There are a number of website issues can have a detrimental effect on your SEO.
Good SEO is the sum of many little things done well. Conversely, if a lot of little things are on your website are not done right, the cost can be less website traffic.
Less website traffic means fewer visitors that you can potentially convert into marketing prospects. Fewer marketing prospects mean not as many marketing qualified leads (MQLs) for your sales team.
Otherwise stated, these issues hamper your company’s content marketing efforts. Your team can spend a lot of time writing great content. However, Google won’t see your website in quite as favorable a light if it has a number of problems.
In 2021, Google began to put even more emphasis on a page’s user experience.
Common website issues
Here are some common issues, what they mean, and how to fix them.
If you are a business owner, your marketing manager (or outside marketing consultant) and your web designer should be able to address these in tandem.
1. Broken internal links
It’s good practice to un-publish older blog posts that get “low to no” traffic. However, sometimes content that has been unpublished had links from other pages. Since those links now go to an error page on your website (technically called a 404 error), they are considered to be broken.
The fix is to simply remove those broken internal links from your content. Alternatively, you could replace broken links with links to relevant, currently published content.
Note: To see your website’s 404 error page user experience, enter this into your browser’s address bar: https://yourdomain.com/[somerandomtext] .
You may find that this page could better reflect your brand and messaging.
2. Broken links to external sites
It’s also good practice to link your blog posts to one or two external pages. However, the owners of websites you have linked to in the past may unpublish pages and posts for their own reasons. When that happens, you end up with broken links to those sites.

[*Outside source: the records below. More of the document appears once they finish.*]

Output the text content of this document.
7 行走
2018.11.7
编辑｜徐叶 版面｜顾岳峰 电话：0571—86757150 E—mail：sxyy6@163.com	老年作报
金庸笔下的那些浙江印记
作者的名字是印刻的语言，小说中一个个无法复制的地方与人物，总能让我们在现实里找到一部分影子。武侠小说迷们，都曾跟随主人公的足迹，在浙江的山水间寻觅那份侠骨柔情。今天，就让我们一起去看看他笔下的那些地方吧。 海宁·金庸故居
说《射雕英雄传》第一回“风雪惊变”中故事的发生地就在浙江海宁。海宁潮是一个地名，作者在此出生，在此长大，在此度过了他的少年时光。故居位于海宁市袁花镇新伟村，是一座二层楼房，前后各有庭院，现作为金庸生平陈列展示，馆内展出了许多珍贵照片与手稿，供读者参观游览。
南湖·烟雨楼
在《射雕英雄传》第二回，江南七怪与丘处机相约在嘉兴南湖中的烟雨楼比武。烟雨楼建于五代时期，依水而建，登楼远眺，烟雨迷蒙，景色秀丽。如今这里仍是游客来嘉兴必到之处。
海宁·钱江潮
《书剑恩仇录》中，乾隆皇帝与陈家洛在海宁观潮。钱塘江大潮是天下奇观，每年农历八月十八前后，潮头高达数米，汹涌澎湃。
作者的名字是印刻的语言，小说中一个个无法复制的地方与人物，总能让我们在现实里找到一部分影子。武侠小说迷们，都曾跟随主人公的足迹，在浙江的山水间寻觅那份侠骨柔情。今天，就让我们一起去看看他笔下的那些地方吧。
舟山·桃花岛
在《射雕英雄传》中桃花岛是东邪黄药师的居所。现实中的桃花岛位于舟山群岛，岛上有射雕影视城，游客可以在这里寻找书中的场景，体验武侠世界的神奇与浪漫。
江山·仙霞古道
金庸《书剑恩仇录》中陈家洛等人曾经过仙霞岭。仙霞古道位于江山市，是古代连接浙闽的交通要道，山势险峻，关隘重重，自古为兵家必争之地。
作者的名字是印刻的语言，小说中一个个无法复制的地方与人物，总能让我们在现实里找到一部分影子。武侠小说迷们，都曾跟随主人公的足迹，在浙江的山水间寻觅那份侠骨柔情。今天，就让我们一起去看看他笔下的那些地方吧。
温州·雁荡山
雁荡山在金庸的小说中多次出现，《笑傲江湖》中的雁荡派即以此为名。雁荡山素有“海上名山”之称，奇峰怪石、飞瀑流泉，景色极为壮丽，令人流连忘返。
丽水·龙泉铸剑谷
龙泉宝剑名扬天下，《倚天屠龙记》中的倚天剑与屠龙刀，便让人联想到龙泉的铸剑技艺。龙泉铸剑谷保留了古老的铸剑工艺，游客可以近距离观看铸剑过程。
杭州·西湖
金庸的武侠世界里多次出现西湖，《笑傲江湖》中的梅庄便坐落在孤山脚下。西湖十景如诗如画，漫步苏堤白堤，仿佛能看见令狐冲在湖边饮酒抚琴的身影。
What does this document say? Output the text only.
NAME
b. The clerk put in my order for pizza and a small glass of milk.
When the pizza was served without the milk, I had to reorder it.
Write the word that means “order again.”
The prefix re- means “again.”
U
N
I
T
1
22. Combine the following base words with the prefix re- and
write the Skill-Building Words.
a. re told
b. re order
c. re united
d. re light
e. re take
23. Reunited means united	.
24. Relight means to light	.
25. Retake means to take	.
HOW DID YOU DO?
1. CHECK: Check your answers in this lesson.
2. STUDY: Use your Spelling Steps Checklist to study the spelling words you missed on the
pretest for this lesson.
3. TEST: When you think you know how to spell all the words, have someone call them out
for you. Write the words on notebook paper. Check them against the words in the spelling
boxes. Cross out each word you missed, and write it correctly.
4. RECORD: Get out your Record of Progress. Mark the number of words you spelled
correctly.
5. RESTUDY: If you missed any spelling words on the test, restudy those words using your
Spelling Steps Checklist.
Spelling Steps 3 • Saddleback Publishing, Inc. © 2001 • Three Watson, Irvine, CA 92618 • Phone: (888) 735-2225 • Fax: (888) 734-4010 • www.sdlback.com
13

The fix is the same as in #1 above — remove or replace the link.
3. Internal links to Insecure Pages
At some point, your web designer may have added an SSL certificate to your website. This changed all your URL prefixes from HTTP (insecure) to HTTPS (secure). However, you may still have links within your content that reference internal pages using the old HTTP prefix.
PRO TIP
A WordPress admin can run the following SQL statement on the wp_posts MySQL table to update all internal HTTP references in blog content:
update wp_posts set post_content =
replace(post_content,’http://yourdomain.com’,’https://yourdomain.com’)
4. Orphan pages
Unless there’s a page that you don’t want the general public to see (maybe it’s a page only for your customers) all pages should have an internal link from the menus or from another page.
Internal links are important to Google, but are often overlooked.
5. Missing H1 headings

Microsoft Word and Google Docs make it easy to structure a document with a hierarchy of headings for readability. The same concept applies to website content.
Including a single Heading 1 (or H1 heading in web speak) on each website page is one of the most fundamental of SEO conventions. Yet amazingly, many WordPress theme developers do not set the default page and post titles to H1 headings.
Improper heading structure is also an accessibility issue.
You can use a free browser extension called SEOQuake to see if your pages and posts have an H1 heading — along with H2 and H3 headings.
If you don’t have H1’s, ask your web designer to update your site.
Note: it’s up to the content author or editor to include H2 and/or H3 headings in the body of a page.
6. Empty meta description tag
By adding text to a page’s meta description, you have partial control over what someone sees in the search engine results snippet. “Partial”, because Google displays what you put in a meta description only 37% of the time.
The other 63% of the time, Google puts whatever it wants to in the snippet. Still, it’s worth including a meta description on every page to encourage clicks through to your website. This is what it looks like when your meta description is used in the snippet:

The aforementioned SEOQuake will tell you whether or not a page has a meta description.
7. Large files
You may have uploaded some large image files in the past without first resizing and compressing them.
WordPress users can use a tool like reSmush.it to optimize all of their website’s images.
If you only have a few large image files, you can run them through a site like TinyPNG and then re-upload them.
8. Slow page speed
Slow page speed results in fewer website visitors. Why? Because if it takes just a few seconds for a page on your site to load, that may be long enough for some people to hit the “back” button on their browser.
Addressing slow pages is a fairly broad topic. You can start by reading our post about Google’s performance measuring tool.
How can you get a report of these issues?
While a browser extension like SEOQuake is good for spot checks, how can you get a site-wide report of these types of issues?
Ahrefs.com, a popular web analytics company, is now offering their Site Explorer and Site Audit capabilities for free. The brand for this limited feature set is Ahrefs Webmaster Tools (AWT).
Anyone in your company who is a property owner in Google Search Console (GSC) can create their own free account. There are three other ownership verification methods available if you don’t want Ahrefs to connect to your GSC account.
Once someone is signed up, they can add any of the Google Search Console properties as projects within AWT.
You can use the information that Ahrefs provides to fix your website’s technical issues.